Hack day Retros are best carried out at the end of a Hack day, while everything is still fresh in everyone’s minds.

But it had been a first introduction to Hack days for many participants, and a long day accordingly, so on @Reuben Roberts's suggestion, we hijacked the scheduled Team Sharing two days after the Hack day for an ad-hoc Hack day Retro instead.

Not content with his usual technique of asking two questions in one sentence, AndyN posed every question he could think of to tease out as many lessons as possible, from all conceivable perspectives he could think of!

 

Then asked the team to post-it up any thoughts they had, using these questions as prompts.

Then did a card-sorting exercise to group similar observations together.

Finally, open the floor for a discussion on each of the tickets in each of the groupings.


Discussion

UCD / Agile / Service Manual

Quick summary of context round the initial idea can turn a solution back into a Problem Statement.

Even a small amount of planning helps structure a day that is a surprisingly short amount of time to achieve any outcome.

Not all ideas on a Hack day need necessarily adopt the UCD / Agile / Service Manual approaches.

Observations

Identifying elements of what needs to be done is easier than working out what order to do them in.

Felt like more MDT working than our normal day-job.

Difficulties

Involving everyone wasn’t easy.

Because AndyN hadn’t given enough notice for everyone to clear their diaries, this caused disruption - not a stable team.

Team size (smaller) would probably have worked better.

Struggled breaking down idea scope.

Some ideas are too big for a working software outcome.

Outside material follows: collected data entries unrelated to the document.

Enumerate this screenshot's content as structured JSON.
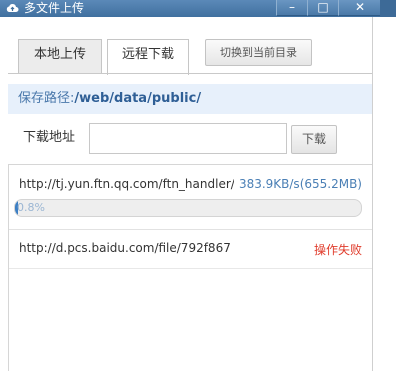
{
  "window": {
    "title": "多文件上传",
    "minimize": "–",
    "maximize": "□",
    "close": "✕"
  },
  "tabs": [
    {
      "label": "本地上传",
      "active": false
    },
    {
      "label": "远程下载",
      "active": true
    }
  ],
  "switch_button": "切换到当前目录",
  "save_path": {
    "label": "保存路径:",
    "value": "/web/data/public/"
  },
  "download": {
    "label": "下载地址",
    "value": "",
    "placeholder": "",
    "button": "下载"
  },
  "downloads": [
    {
      "url": "http://tj.yun.ftn.qq.com/ftn_handler/",
      "speed": "383.9KB/s(655.2MB)",
      "progress_text": "0.8%",
      "progress": 0.008
    },
    {
      "url": "http://d.pcs.baidu.com/file/792f867",
      "status": "操作失败"
    }
  ],
  "colors": {
    "accent": "#3c7fc4",
    "error": "#e03c2c",
    "path": "#2f5f96"
  }
}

What alternatives are there to that?

Got caught up discussing - no time for doing.

Didn’t discuss enough breadth of solutions.

Some team structure would be value.

Follow ups

  1. Review ideas - add to backlog / save for future Retros / discard?

  2. Take chatbot idea and run with it - present at Review, with a cross-reference to having had a Hack day.

  3. Hack days are safe spaces to conceive experiments against problems, build them out and have fun. Do we need to review any outputs before presenting relevant ones to users, or do we present the raw outputs in the context of this is a PoC created during a Hack day?

Next time

  1. Clearly decide at the start whether the problem statement your team is working on lends itself to UCD, Agile, etc.

  2. More rapid planning at the start of the day to get a clearer course of action from the start.

  3. Consider JFDI the 1st solution to gain insight to inform how you modify it and/or develop other solutions to the problem statement.